Prevalence of antidepressant use during pregnancy in Denmark, a nation-wide cohort study

PLoS One. 2013 Apr 25;8(4):e63034. doi: 10.1371/journal.pone.0063034. Print 2013.

Abstract

Aim: The aim of this study was to assess the prevalence and patterns of exposure to antidepressants before, during and after pregnancy in a cohort including all pregnant women in Denmark between 1997 and 2010.

Methods: We performed a retrospective cohort study including 912 322 pregnancies. Information was retrieved from the Danish Birth Registry and The Register of Medicinal Product Statistics to identify women redeeming an antidepressant prescription during pregnancy. Exposure periods were based on standard treatment doses and dispensed pack sizes.

Results: We identified 19 740 pregnancies exposed to an antidepressant at some point during pregnancy. The rate of exposure increased from 0.2% in 1997 to 3.2% in 2010. We found that the rate of exposure was halved during the first 3 months of pregnancy. In contrast, we describe a clear increase in exposure after pregnancy among pre-delivery treatment-naïve women.

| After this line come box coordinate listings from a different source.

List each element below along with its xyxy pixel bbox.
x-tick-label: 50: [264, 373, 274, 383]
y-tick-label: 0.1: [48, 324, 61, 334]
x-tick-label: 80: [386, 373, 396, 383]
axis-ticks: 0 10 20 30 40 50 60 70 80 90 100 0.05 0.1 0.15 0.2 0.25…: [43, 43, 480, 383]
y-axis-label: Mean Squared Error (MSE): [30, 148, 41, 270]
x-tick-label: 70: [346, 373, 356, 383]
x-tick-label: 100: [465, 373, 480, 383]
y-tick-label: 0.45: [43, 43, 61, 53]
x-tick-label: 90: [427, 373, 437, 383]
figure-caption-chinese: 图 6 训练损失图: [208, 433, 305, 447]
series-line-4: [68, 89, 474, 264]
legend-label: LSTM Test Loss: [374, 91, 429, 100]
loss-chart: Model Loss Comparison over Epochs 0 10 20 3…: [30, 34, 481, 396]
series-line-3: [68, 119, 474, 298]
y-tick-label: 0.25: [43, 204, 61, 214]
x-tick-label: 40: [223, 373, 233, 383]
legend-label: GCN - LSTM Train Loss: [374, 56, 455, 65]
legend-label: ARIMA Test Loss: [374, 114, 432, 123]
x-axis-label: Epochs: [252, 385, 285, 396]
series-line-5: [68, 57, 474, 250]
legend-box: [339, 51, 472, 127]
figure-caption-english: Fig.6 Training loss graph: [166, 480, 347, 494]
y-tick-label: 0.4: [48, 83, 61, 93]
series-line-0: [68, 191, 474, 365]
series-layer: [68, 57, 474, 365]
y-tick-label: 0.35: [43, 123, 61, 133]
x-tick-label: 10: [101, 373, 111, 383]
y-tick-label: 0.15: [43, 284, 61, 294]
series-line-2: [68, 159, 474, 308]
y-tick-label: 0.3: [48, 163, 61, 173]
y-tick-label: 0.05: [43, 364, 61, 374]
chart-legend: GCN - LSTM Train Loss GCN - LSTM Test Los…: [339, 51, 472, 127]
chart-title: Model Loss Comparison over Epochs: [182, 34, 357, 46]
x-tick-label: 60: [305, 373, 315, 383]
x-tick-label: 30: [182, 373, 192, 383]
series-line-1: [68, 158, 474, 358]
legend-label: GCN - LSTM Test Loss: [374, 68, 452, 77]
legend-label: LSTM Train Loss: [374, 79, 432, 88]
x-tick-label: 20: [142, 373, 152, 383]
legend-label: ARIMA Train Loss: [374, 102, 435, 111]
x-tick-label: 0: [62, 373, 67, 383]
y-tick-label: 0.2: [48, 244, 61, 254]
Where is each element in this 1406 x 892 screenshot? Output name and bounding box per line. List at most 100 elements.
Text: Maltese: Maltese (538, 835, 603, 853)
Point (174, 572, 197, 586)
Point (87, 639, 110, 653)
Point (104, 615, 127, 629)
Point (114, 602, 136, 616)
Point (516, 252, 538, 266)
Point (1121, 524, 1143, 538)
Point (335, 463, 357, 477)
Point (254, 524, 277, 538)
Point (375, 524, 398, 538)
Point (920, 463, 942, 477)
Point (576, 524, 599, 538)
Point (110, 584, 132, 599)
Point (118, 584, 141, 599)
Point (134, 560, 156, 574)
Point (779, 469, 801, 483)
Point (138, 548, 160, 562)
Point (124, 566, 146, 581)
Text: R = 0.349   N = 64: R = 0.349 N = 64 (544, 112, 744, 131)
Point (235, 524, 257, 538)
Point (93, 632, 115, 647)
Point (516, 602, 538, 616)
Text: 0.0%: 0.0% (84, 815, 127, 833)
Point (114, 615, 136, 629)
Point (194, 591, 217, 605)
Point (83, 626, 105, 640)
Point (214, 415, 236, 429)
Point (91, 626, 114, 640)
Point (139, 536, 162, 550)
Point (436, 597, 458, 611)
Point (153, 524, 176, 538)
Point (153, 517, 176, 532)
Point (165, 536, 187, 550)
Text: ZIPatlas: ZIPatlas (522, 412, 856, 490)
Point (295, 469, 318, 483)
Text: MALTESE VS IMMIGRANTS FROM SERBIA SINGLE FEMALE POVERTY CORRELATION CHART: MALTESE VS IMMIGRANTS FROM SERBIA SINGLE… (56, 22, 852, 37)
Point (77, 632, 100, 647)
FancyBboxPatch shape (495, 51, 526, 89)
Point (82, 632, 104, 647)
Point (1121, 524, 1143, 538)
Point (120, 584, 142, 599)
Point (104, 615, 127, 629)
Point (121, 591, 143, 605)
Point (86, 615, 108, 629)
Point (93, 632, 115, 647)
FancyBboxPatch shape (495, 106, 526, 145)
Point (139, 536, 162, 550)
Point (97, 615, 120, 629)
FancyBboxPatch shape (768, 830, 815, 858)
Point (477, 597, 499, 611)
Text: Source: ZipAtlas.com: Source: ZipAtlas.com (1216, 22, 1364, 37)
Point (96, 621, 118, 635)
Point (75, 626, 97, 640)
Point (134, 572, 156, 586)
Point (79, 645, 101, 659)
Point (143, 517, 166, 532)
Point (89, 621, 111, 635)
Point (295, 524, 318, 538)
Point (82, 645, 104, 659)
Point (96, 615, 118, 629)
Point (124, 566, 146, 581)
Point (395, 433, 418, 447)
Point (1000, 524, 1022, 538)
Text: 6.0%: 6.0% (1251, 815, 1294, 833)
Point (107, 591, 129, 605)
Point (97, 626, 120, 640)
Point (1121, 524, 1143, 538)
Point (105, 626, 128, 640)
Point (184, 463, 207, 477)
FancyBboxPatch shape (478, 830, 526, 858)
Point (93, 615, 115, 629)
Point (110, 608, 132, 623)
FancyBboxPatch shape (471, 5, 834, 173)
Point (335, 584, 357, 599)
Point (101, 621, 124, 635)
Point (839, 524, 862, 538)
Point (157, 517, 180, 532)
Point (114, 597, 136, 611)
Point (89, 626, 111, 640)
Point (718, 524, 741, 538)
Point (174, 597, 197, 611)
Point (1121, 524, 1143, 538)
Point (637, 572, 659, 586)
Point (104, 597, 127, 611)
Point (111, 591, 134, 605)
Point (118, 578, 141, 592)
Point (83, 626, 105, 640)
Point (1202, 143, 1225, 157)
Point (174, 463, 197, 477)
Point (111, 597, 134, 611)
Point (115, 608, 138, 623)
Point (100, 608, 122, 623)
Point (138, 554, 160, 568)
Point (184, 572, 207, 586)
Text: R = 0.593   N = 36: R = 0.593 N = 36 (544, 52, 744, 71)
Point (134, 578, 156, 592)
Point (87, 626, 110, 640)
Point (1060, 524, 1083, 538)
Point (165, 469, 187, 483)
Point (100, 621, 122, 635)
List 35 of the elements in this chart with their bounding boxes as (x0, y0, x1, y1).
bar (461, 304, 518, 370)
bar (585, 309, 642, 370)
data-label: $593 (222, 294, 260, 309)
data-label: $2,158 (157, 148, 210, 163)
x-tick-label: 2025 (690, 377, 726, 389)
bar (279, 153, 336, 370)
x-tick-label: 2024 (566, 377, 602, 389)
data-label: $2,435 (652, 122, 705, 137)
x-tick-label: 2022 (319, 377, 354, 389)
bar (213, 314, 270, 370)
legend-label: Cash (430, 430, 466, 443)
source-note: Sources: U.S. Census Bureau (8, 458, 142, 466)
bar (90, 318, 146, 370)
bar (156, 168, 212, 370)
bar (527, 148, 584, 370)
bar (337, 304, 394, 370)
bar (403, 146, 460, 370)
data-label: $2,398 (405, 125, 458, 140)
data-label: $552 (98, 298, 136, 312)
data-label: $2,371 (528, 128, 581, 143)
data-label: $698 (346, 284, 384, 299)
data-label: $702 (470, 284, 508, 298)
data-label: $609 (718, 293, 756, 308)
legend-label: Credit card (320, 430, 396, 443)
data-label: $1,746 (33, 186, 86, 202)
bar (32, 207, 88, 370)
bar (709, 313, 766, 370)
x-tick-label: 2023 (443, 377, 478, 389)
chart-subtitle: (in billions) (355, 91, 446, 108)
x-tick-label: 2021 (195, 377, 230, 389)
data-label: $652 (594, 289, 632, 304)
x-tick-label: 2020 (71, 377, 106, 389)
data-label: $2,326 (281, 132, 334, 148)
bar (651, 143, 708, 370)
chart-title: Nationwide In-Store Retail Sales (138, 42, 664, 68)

Conclusions: In spite of uncertainty concerning antidepressants' safety during pregnancy we find a 16-fold increase in exposure rates between 1997 and 2010. The rates describe a sharp decrease in exposure during pregnancy that is probably caused by physicians' hesitation to prescribe antidepressants and women's fear of unwanted effects on the unborn child. More studies are needed to clarify the consequences of antidepressant discontinuation during pregnancy.

Publication types

  • Research Support, Non-U.S. Gov't

MeSH terms

  • Adult
  • Antidepressive Agents / therapeutic use*
  • Cohort Studies
  • Denmark
  • Female
  • Humans
  • Maternal Exposure / statistics & numerical data
  • Pregnancy
  • Prevalence
  • Public Health
  • Time Factors
  • Young Adult

Substances

  • Antidepressive Agents

Grant support

The Research Project was partially sponsored by the Capital Region of Copenhagen and the Danish Agency for Science, Technology and Innovation. The funders had no role in study design, data collection and analysis, decision to publish, or preparation of the manuscript.